A una década de la tragedia de 9/11, el polvo finalmente se ha asentado. la distancia hace posible una reflexión mesurada.
Cada año el número de víctimas que fallecen en accidentes automovilísticos a nivel nacional es mayor que el total de muertos en las Torres Gemelas, el Pentágono y los avionazos. Igual la gente que perece de alcohol. O de drogas. Nadie llora por ellos.
Los atentados, obviamente, sacudieron los cimientos de nuestra civilización. De pronto despertó ante nosotros una ideología incontenible: el antiamericanismo musulmán. El 9/11 le dio presencia al flanco radical de esa ideología representado por Osama bin Laden, quien fue liquidado por nosotros de forma vengativa. Sin embargo, las razones para odiar a este país siguen en pié, acumulándose.
En otras palabras, ni el remordimiento ni la introspección nos han enseñado a ser más humildes.
Tampoco nos han permitido entender el por qué de la animosidad contra nosotros.

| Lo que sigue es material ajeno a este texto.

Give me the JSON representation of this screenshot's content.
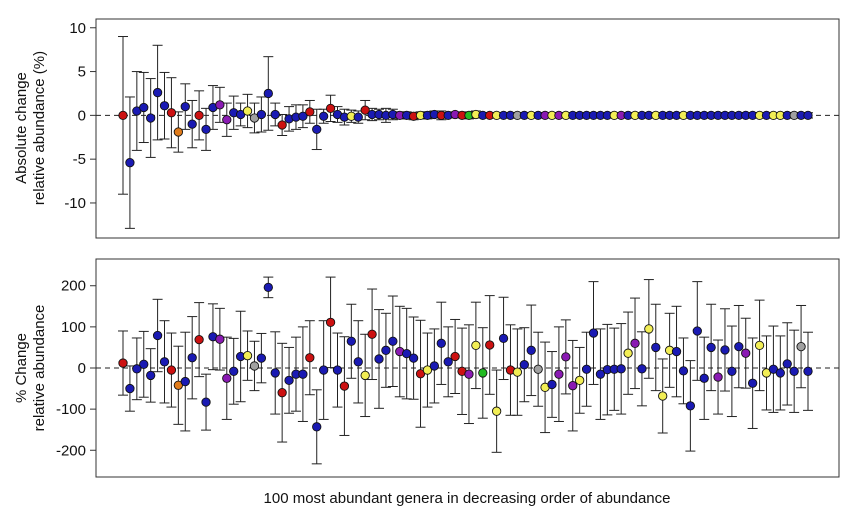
{
  "chart_data": [
    {
      "type": "scatter",
      "ylabel_lines": [
        "Absolute change",
        "relative abundance (%)"
      ],
      "ylim": [
        -14,
        11
      ],
      "yticks": [
        10,
        5,
        0,
        -5,
        -10
      ],
      "ytick_labels": [
        "10",
        "5",
        "0",
        "-5",
        "-10"
      ],
      "xlim": [
        -1,
        100
      ],
      "reference_line": {
        "y": 0,
        "style": "dashed"
      },
      "grid": false,
      "series": [
        {
          "x": [
            0,
            1,
            2,
            3,
            4,
            5,
            6,
            7,
            8,
            9,
            10,
            11,
            12,
            13,
            14,
            15,
            16,
            17,
            18,
            19,
            20,
            21,
            22,
            23,
            24,
            25,
            26,
            27,
            28,
            29,
            30,
            31,
            32,
            33,
            34,
            35,
            36,
            37,
            38,
            39,
            40,
            41,
            42,
            43,
            44,
            45,
            46,
            47,
            48,
            49,
            50,
            51,
            52,
            53,
            54,
            55,
            56,
            57,
            58,
            59,
            60,
            61,
            62,
            63,
            64,
            65,
            66,
            67,
            68,
            69,
            70,
            71,
            72,
            73,
            74,
            75,
            76,
            77,
            78,
            79,
            80,
            81,
            82,
            83,
            84,
            85,
            86,
            87,
            88,
            89,
            90,
            91,
            92,
            93,
            94,
            95,
            96,
            97,
            98,
            99
          ],
          "y": [
            0.0,
            -5.4,
            0.5,
            0.9,
            -0.3,
            2.6,
            1.1,
            0.3,
            -1.9,
            1.0,
            -1.0,
            0.0,
            -1.6,
            0.9,
            1.2,
            -0.5,
            0.3,
            0.1,
            0.5,
            -0.3,
            0.1,
            2.5,
            0.1,
            -1.1,
            -0.4,
            -0.2,
            -0.1,
            0.4,
            -1.6,
            -0.1,
            0.8,
            0.1,
            -0.2,
            -0.1,
            -0.2,
            0.6,
            0.1,
            0.1,
            0.0,
            0.1,
            0.0,
            0.0,
            -0.1,
            0.0,
            0.0,
            0.1,
            0.0,
            0.0,
            0.1,
            0.0,
            0.0,
            0.1,
            0.0,
            0.0,
            0.0,
            0.0,
            0.0,
            0.0,
            0.0,
            0.0,
            0.0,
            0.0,
            0.0,
            0.0,
            0.0,
            0.0,
            0.0,
            0.0,
            0.0,
            0.0,
            0.0,
            0.0,
            0.0,
            0.0,
            0.0,
            0.0,
            0.0,
            0.0,
            0.0,
            0.0,
            0.0,
            0.0,
            0.0,
            0.0,
            0.0,
            0.0,
            0.0,
            0.0,
            0.0,
            0.0,
            0.0,
            0.0,
            0.0,
            0.0,
            0.0,
            0.0,
            0.0,
            0.0,
            0.0,
            0.0
          ],
          "error": [
            9.0,
            7.5,
            4.5,
            4.0,
            4.5,
            5.4,
            3.8,
            4.0,
            2.3,
            2.6,
            2.7,
            2.8,
            2.4,
            2.5,
            2.0,
            1.9,
            1.9,
            1.3,
            1.9,
            1.7,
            2.0,
            4.2,
            1.3,
            1.2,
            1.4,
            1.4,
            1.3,
            1.3,
            2.3,
            0.8,
            1.5,
            0.9,
            0.9,
            0.7,
            0.7,
            1.1,
            0.7,
            0.6,
            0.8,
            0.6,
            0.4,
            0.4,
            0.4,
            0.4,
            0.4,
            0.4,
            0.5,
            0.3,
            0.3,
            0.3,
            0.4,
            0.4,
            0.3,
            0.3,
            0.3,
            0.3,
            0.3,
            0.3,
            0.3,
            0.3,
            0.3,
            0.3,
            0.3,
            0.3,
            0.3,
            0.3,
            0.3,
            0.3,
            0.3,
            0.3,
            0.3,
            0.3,
            0.3,
            0.3,
            0.3,
            0.3,
            0.3,
            0.3,
            0.3,
            0.3,
            0.3,
            0.3,
            0.3,
            0.3,
            0.3,
            0.3,
            0.3,
            0.3,
            0.3,
            0.3,
            0.3,
            0.3,
            0.3,
            0.3,
            0.3,
            0.3,
            0.3,
            0.3,
            0.3,
            0.3
          ],
          "colors": [
            "#cc1111",
            "#1a1ab3",
            "#1a1ab3",
            "#1a1ab3",
            "#1a1ab3",
            "#1a1ab3",
            "#1a1ab3",
            "#cc1111",
            "#e07b1a",
            "#1a1ab3",
            "#1a1ab3",
            "#cc1111",
            "#1a1ab3",
            "#1a1ab3",
            "#8a1ab3",
            "#8a1ab3",
            "#1a1ab3",
            "#1a1ab3",
            "#f2ee55",
            "#a0a0a0",
            "#1a1ab3",
            "#1a1ab3",
            "#1a1ab3",
            "#cc1111",
            "#1a1ab3",
            "#1a1ab3",
            "#1a1ab3",
            "#cc1111",
            "#1a1ab3",
            "#1a1ab3",
            "#cc1111",
            "#1a1ab3",
            "#1a1ab3",
            "#f2ee55",
            "#1a1ab3",
            "#cc1111",
            "#1a1ab3",
            "#1a1ab3",
            "#1a1ab3",
            "#1a1ab3",
            "#8a1ab3",
            "#1a1ab3",
            "#cc1111",
            "#f2ee55",
            "#1a1ab3",
            "#1a1ab3",
            "#cc1111",
            "#1a1ab3",
            "#8a1ab3",
            "#cc1111",
            "#22bb22",
            "#f2ee55",
            "#1a1ab3",
            "#cc1111",
            "#f2ee55",
            "#1a1ab3",
            "#1a1ab3",
            "#a0a0a0",
            "#1a1ab3",
            "#f2ee55",
            "#1a1ab3",
            "#8a1ab3",
            "#f2ee55",
            "#8a1ab3",
            "#f2ee55",
            "#1a1ab3",
            "#1a1ab3",
            "#1a1ab3",
            "#1a1ab3",
            "#1a1ab3",
            "#1a1ab3",
            "#f2ee55",
            "#8a1ab3",
            "#1a1ab3",
            "#f2ee55",
            "#1a1ab3",
            "#1a1ab3",
            "#f2ee55",
            "#1a1ab3",
            "#1a1ab3",
            "#1a1ab3",
            "#f2ee55",
            "#1a1ab3",
            "#1a1ab3",
            "#1a1ab3",
            "#1a1ab3",
            "#1a1ab3",
            "#1a1ab3",
            "#1a1ab3",
            "#1a1ab3",
            "#1a1ab3",
            "#1a1ab3",
            "#f2ee55",
            "#1a1ab3",
            "#f2ee55",
            "#f2ee55",
            "#1a1ab3",
            "#a0a0a0",
            "#1a1ab3",
            "#1a1ab3"
          ]
        }
      ]
    },
    {
      "type": "scatter",
      "ylabel_lines": [
        "% Change",
        "relative abundance"
      ],
      "xlabel": "100 most abundant genera in decreasing order of abundance",
      "ylim": [
        -265,
        265
      ],
      "yticks": [
        200,
        100,
        0,
        -100,
        -200
      ],
      "ytick_labels": [
        "200",
        "100",
        "0",
        "-100",
        "-200"
      ],
      "xlim": [
        -1,
        100
      ],
      "reference_line": {
        "y": 0,
        "style": "dashed"
      },
      "grid": false,
      "series": [
        {
          "x": [
            0,
            1,
            2,
            3,
            4,
            5,
            6,
            7,
            8,
            9,
            10,
            11,
            12,
            13,
            14,
            15,
            16,
            17,
            18,
            19,
            20,
            21,
            22,
            23,
            24,
            25,
            26,
            27,
            28,
            29,
            30,
            31,
            32,
            33,
            34,
            35,
            36,
            37,
            38,
            39,
            40,
            41,
            42,
            43,
            44,
            45,
            46,
            47,
            48,
            49,
            50,
            51,
            52,
            53,
            54,
            55,
            56,
            57,
            58,
            59,
            60,
            61,
            62,
            63,
            64,
            65,
            66,
            67,
            68,
            69,
            70,
            71,
            72,
            73,
            74,
            75,
            76,
            77,
            78,
            79,
            80,
            81,
            82,
            83,
            84,
            85,
            86,
            87,
            88,
            89,
            90,
            91,
            92,
            93,
            94,
            95,
            96,
            97,
            98,
            99
          ],
          "y": [
            12,
            -50,
            -2,
            9,
            -18,
            79,
            15,
            -5,
            -42,
            -33,
            25,
            69,
            -83,
            76,
            70,
            -25,
            -8,
            28,
            30,
            5,
            24,
            196,
            -12,
            -60,
            -30,
            -15,
            -15,
            25,
            -143,
            -5,
            111,
            -5,
            -44,
            65,
            15,
            -18,
            82,
            22,
            43,
            65,
            40,
            35,
            24,
            -14,
            -5,
            5,
            60,
            15,
            28,
            -8,
            -15,
            55,
            -12,
            56,
            -105,
            72,
            -5,
            -10,
            8,
            43,
            -3,
            -47,
            -40,
            -15,
            27,
            -43,
            -30,
            -3,
            85,
            -15,
            -4,
            -3,
            -2,
            36,
            60,
            -2,
            95,
            50,
            -68,
            43,
            40,
            -7,
            -92,
            90,
            -25,
            50,
            -22,
            44,
            -8,
            52,
            36,
            -37,
            55,
            -12,
            -3,
            -12,
            10,
            -8,
            52,
            -8
          ],
          "error": [
            78,
            55,
            75,
            80,
            65,
            88,
            100,
            90,
            95,
            120,
            100,
            90,
            68,
            80,
            75,
            100,
            80,
            110,
            60,
            60,
            60,
            25,
            100,
            120,
            80,
            90,
            115,
            90,
            90,
            120,
            110,
            90,
            120,
            90,
            100,
            100,
            110,
            120,
            90,
            110,
            110,
            110,
            100,
            130,
            90,
            90,
            100,
            85,
            90,
            105,
            120,
            105,
            110,
            120,
            100,
            100,
            110,
            105,
            90,
            110,
            90,
            110,
            80,
            115,
            90,
            110,
            80,
            90,
            125,
            110,
            110,
            100,
            110,
            100,
            110,
            90,
            120,
            105,
            90,
            90,
            110,
            80,
            110,
            120,
            100,
            105,
            90,
            100,
            110,
            100,
            85,
            110,
            110,
            90,
            105,
            90,
            100,
            100,
            100,
            95
          ],
          "colors": [
            "#cc1111",
            "#1a1ab3",
            "#1a1ab3",
            "#1a1ab3",
            "#1a1ab3",
            "#1a1ab3",
            "#1a1ab3",
            "#cc1111",
            "#e07b1a",
            "#1a1ab3",
            "#1a1ab3",
            "#cc1111",
            "#1a1ab3",
            "#1a1ab3",
            "#8a1ab3",
            "#8a1ab3",
            "#1a1ab3",
            "#1a1ab3",
            "#f2ee55",
            "#a0a0a0",
            "#1a1ab3",
            "#1a1ab3",
            "#1a1ab3",
            "#cc1111",
            "#1a1ab3",
            "#1a1ab3",
            "#1a1ab3",
            "#cc1111",
            "#1a1ab3",
            "#1a1ab3",
            "#cc1111",
            "#1a1ab3",
            "#cc1111",
            "#1a1ab3",
            "#1a1ab3",
            "#f2ee55",
            "#cc1111",
            "#1a1ab3",
            "#1a1ab3",
            "#1a1ab3",
            "#8a1ab3",
            "#1a1ab3",
            "#1a1ab3",
            "#cc1111",
            "#f2ee55",
            "#1a1ab3",
            "#1a1ab3",
            "#1a1ab3",
            "#cc1111",
            "#cc1111",
            "#8a1ab3",
            "#f2ee55",
            "#22bb22",
            "#cc1111",
            "#f2ee55",
            "#1a1ab3",
            "#cc1111",
            "#f2ee55",
            "#1a1ab3",
            "#1a1ab3",
            "#a0a0a0",
            "#f2ee55",
            "#1a1ab3",
            "#8a1ab3",
            "#8a1ab3",
            "#8a1ab3",
            "#f2ee55",
            "#1a1ab3",
            "#1a1ab3",
            "#1a1ab3",
            "#1a1ab3",
            "#1a1ab3",
            "#1a1ab3",
            "#f2ee55",
            "#8a1ab3",
            "#1a1ab3",
            "#f2ee55",
            "#1a1ab3",
            "#f2ee55",
            "#f2ee55",
            "#1a1ab3",
            "#1a1ab3",
            "#1a1ab3",
            "#1a1ab3",
            "#1a1ab3",
            "#1a1ab3",
            "#8a1ab3",
            "#1a1ab3",
            "#1a1ab3",
            "#1a1ab3",
            "#8a1ab3",
            "#1a1ab3",
            "#f2ee55",
            "#f2ee55",
            "#1a1ab3",
            "#1a1ab3",
            "#1a1ab3",
            "#1a1ab3",
            "#a0a0a0",
            "#1a1ab3"
          ]
        }
      ]
    }
  ]
}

Al contrario, nuestra arrogancia patriótica, nuestro infantilismo están en ascenso. Nuestros políticos de entonces tergiversaron la amenaza enemiga. Nunca hubo armas de destrucción masiva en Iraq. Atacamos de cualquier manera, destruyendo una sociedad que de por sí estaba en ruinas.
Ambas guerras, así como la retórica reaccionaria, han desfalcado el presupuesto federal. La deuda externa es exorbitante. Nuestro sistema educativo es raquítico. Nuestras ciudades están en bancarrota. El desempleo está por los cielos. ¡Cuán útil sería el dinero que hemos malgastado en esas batallas vergonzosas contra nuestros propios fantasmas!
Mis críticos dirán que es injusto adjudicarle todos nuestros males a los excesos del 9/11. De acuerdo, limitemos la lista uno solo, máximo dos, los que mejor les convengan a mis críticos. Cualquiera de esos males causa un dolor profundo.
Yo inmigré de México a los Estados Unidos en 1985. Las razones de entonces eran simples: de este lado estaba la esperanza y el futuro. Si lo hiciera otra vez, tomaría una decisión diferente.
Esta nación está de cabeza. Lo políticos de ahora tiene la misma saña que los de ayer. Las rencillas partisanas nos carcomen las entrañas. Tanto el espíritu innovador que definió a Norteamérica como ese excepcionalismo que nos caracterizó en antaño están estancados.
Pudimos haber madurado y no lo hicimos.